An arc of a circle of radius `R` subtends an angle `(pi)/2` at the centre. It carriers a current `i`. The magnetic field at the centre will be

To find the magnetic field at the center of an arc of a circle of radius \( R \) that subtends an angle \( \frac{\pi}{2} \) at the center and carries a current \( i \), we can use the Biot-Savart law.
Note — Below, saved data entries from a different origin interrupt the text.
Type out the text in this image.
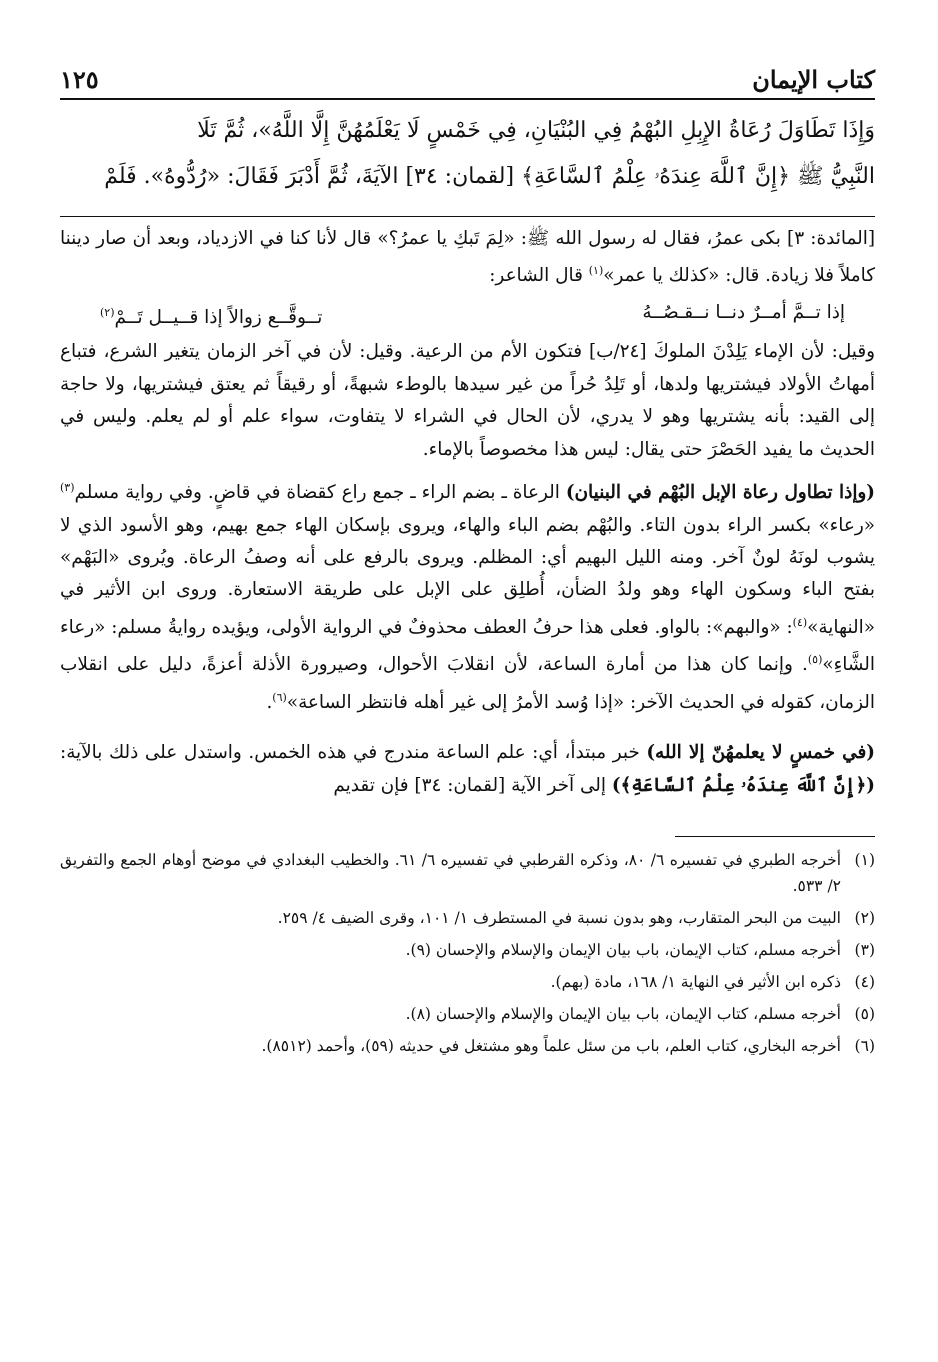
كتاب الإيمان
١٢٥

وَإِذَا تَطَاوَلَ رُعَاةُ الإِبِلِ البُهْمُ فِي البُنْيَانِ، فِي خَمْسٍ لَا يَعْلَمُهُنَّ إِلَّا اللَّهُ»، ثُمَّ تَلَا

النَّبِيُّ ﷺ ﴿إِنَّ ٱللَّهَ عِندَهُۥ عِلْمُ ٱلسَّاعَةِ﴾ [لقمان: ٣٤] الآيَةَ، ثُمَّ أَدْبَرَ فَقَالَ: «رُدُّوهُ». فَلَمْ

[المائدة: ٣] بكى عمرُ، فقال له رسول الله ﷺ: «لِمَ تَبكِ يا عمرُ؟» قال لأنا كنا في الازدياد، وبعد أن صار ديننا كاملاً فلا زيادة. قال: «كذلك يا عمر»$^{(١)}$ قال الشاعر:

إذا تــمَّ أمــرٌ دنــا نــقـصُــهُ
تــوقَّــع زوالاً إذا قــيــل تَــمْ$^{(٢)}$

وقيل: لأن الإماء يَلِدْنَ الملوكَ [٢٤/ب] فتكون الأم من الرعية. وقيل: لأن في آخر الزمان يتغير الشرع، فتباع أمهاتُ الأولاد فيشتريها ولدها، أو تَلِدُ حُراً من غير سيدها بالوطء شبهةً، أو رقيقاً ثم يعتق فيشتريها، ولا حاجة إلى القيد: بأنه يشتريها وهو لا يدري، لأن الحال في الشراء لا يتفاوت، سواء علم أو لم يعلم. وليس في الحديث ما يفيد الحَصْرَ حتى يقال: ليس هذا مخصوصاً بالإماء.

(وإذا تطاول رعاة الإبل البُهْم في البنيان) الرعاة ـ بضم الراء ـ جمع راع كقضاة في قاضٍ. وفي رواية مسلم$^{(٣)}$ «رعاء» بكسر الراء بدون التاء. والبُهْم بضم الباء والهاء، ويروى بإسكان الهاء جمع بهيم، وهو الأسود الذي لا يشوب لونَهُ لونٌ آخر. ومنه الليل البهيم أي: المظلم. ويروى بالرفع على أنه وصفُ الرعاة. ويُروى «البَهْم» بفتح الباء وسكون الهاء وهو ولدُ الضأن، أُطلِق على الإبل على طريقة الاستعارة. وروى ابن الأثير في «النهاية»$^{(٤)}$: «والبهم»: بالواو. فعلى هذا حرفُ العطف محذوفٌ في الرواية الأولى، ويؤيده روايةُ مسلم: «رعاء الشَّاءِ»$^{(٥)}$. وإنما كان هذا من أمارة الساعة، لأن انقلابَ الأحوال، وصيرورة الأذلة أعزةً، دليل على انقلاب الزمان، كقوله في الحديث الآخر: «إذا وُسد الأمرُ إلى غير أهله فانتظر الساعة»$^{(٦)}$.

(في خمسٍ لا يعلمهُنّ إلا الله) خبر مبتدأ، أي: علم الساعة مندرج في هذه الخمس. واستدل على ذلك بالآية: (﴿إِنَّ ٱللَّهَ عِندَهُۥ عِلْمُ ٱلسَّاعَةِ﴾) إلى آخر الآية [لقمان: ٣٤] فإن تقديم

(١)
أخرجه الطبري في تفسيره ٦/ ٨٠، وذكره القرطبي في تفسيره ٦/ ٦١. والخطيب البغدادي في موضح أوهام الجمع والتفريق ٢/ ٥٣٣.
(٢)
البيت من البحر المتقارب، وهو بدون نسبة في المستطرف ١/ ١٠١، وقرى الضيف ٤/ ٢٥٩.
(٣)
أخرجه مسلم، كتاب الإيمان، باب بيان الإيمان والإسلام والإحسان (٩).
(٤)
ذكره ابن الأثير في النهاية ١/ ١٦٨، مادة (بهم).
(٥)
أخرجه مسلم، كتاب الإيمان، باب بيان الإيمان والإسلام والإحسان (٨).
(٦)
أخرجه البخاري، كتاب العلم، باب من سئل علماً وهو مشتغل في حديثه (٥٩)، وأحمد (٨٥١٢).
Here are the steps to derive the solution: ### Step-by-Step Solution: 1. **Understanding the Geometry**: - The arc subtends an angle \( \theta = \frac{\pi}{2} \) at the center of the circle. - The radius of the arc is \( R \). 2. **Using Biot-Savart Law**: - The Biot-Savart law states that the magnetic field \( B \) at a point due to a current-carrying conductor is given by: \[ B = \frac{\mu_0}{4\pi} \int \frac{i \, dL \times \hat{r}}{r^2} \] - For a circular arc, we can simplify this using the formula for a circular loop. 3. **Magnetic Field Due to a Full Circular Loop**: - For a full circular loop of radius \( R \) carrying a current \( i \), the magnetic field at the center is given by: \[ B_{\text{full}} = \frac{\mu_0 i}{2R} \] 4. **Adjusting for the Arc**: - Since we only have an arc that subtends an angle \( \theta = \frac{\pi}{2} \), we need to find the proportion of the magnetic field due to the full loop. - The proportion of the angle is: \[ \frac{\theta}{2\pi} = \frac{\frac{\pi}{2}}{2\pi} = \frac{1}{4} \] 5. **Calculating the Magnetic Field for the Arc**: - Therefore, the magnetic field at the center due to the arc is: \[ B_{\text{arc}} = B_{\text{full}} \times \frac{1}{4} = \frac{\mu_0 i}{2R} \times \frac{1}{4} = \frac{\mu_0 i}{8R} \] 6. **Final Result**: - The magnetic field at the center of the arc is: \[ B = \frac{\mu_0 i}{8R} \] ### Summary: The magnetic field at the center of an arc of a circle of radius \( R \) that subtends an angle \( \frac{\pi}{2} \) and carries a current \( i \) is given by: \[ B = \frac{\mu_0 i}{8R} \]